Atomic Metal‒Nonmetal Catalytic Pair Cooperatively Drives Efficient Enzyme-Mimetic Catalysis.

Single-atom catalysts with maximum atom utilization and well-defined coordination environments are promising alternatives to natural enzymes. However, their catalytic performance in enzymatic reactions is intrinsically restricted by the scaling relations, which impose an inherent trade-off between substrate adsorption/activation and product desorption.
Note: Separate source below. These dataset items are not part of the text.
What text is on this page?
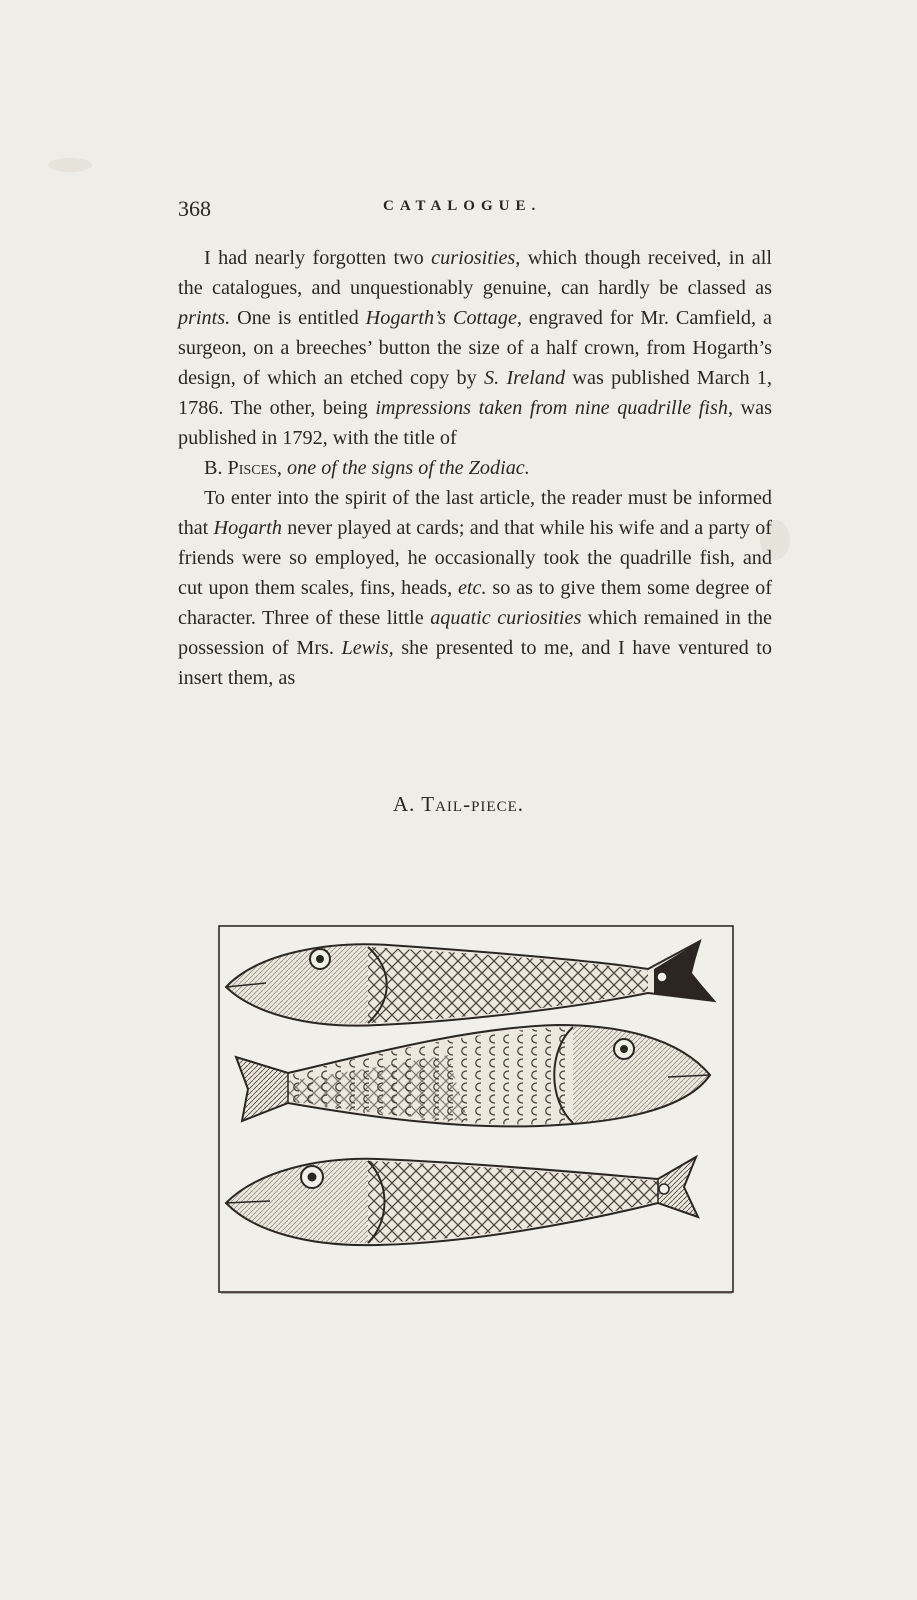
368	CATALOGUE.

I had nearly forgotten two curiosities, which though received, in all the catalogues, and unquestionably genuine, can hardly be classed as prints. One is entitled Hogarth’s Cottage, engraved for Mr. Camfield, a surgeon, on a breeches’ button the size of a half crown, from Hogarth’s design, of which an etched copy by S. Ireland was published March 1, 1786. The other, being impressions taken from nine quadrille fish, was published in 1792, with the title of

B. Pisces, one of the signs of the Zodiac.

To enter into the spirit of the last article, the reader must be informed that Hogarth never played at cards; and that while his wife and a party of friends were so employed, he occasionally took the quadrille fish, and cut upon them scales, fins, heads, etc. so as to give them some degree of character. Three of these little aquatic curiosities which remained in the possession of Mrs. Lewis, she presented to me, and I have ventured to insert them, as

A. Tail-piece.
Here we report atomically dispersed manganese‒sulfur (Mn─S) catalytic pairs with strong electronic coupling that integratively drive enzymatic catalysis, in which the S atom not only modulates the electronic structure of the adjacent Mn site to promote substrate adsorption and activation, but also functions as the secondary catalytic site for stabilizing oxygenated intermediates and facilitating product desorption. Consequently, this metal‒nonmetal dual-site cooperation enables simultaneous optimization of both adsorption/activation and desorption processes, leading to remarkably enhanced catalytic activity. As a potential application, the Mn─S catalytic pairs with coupled catalase-, peroxidase-, and oxidase-mimicking activities are successfully demonstrated for synergistic tumor catalytic therapy. This work establishes a paradigm for the rational design of highly efficient artificial enzymes through catalytic pair engineering.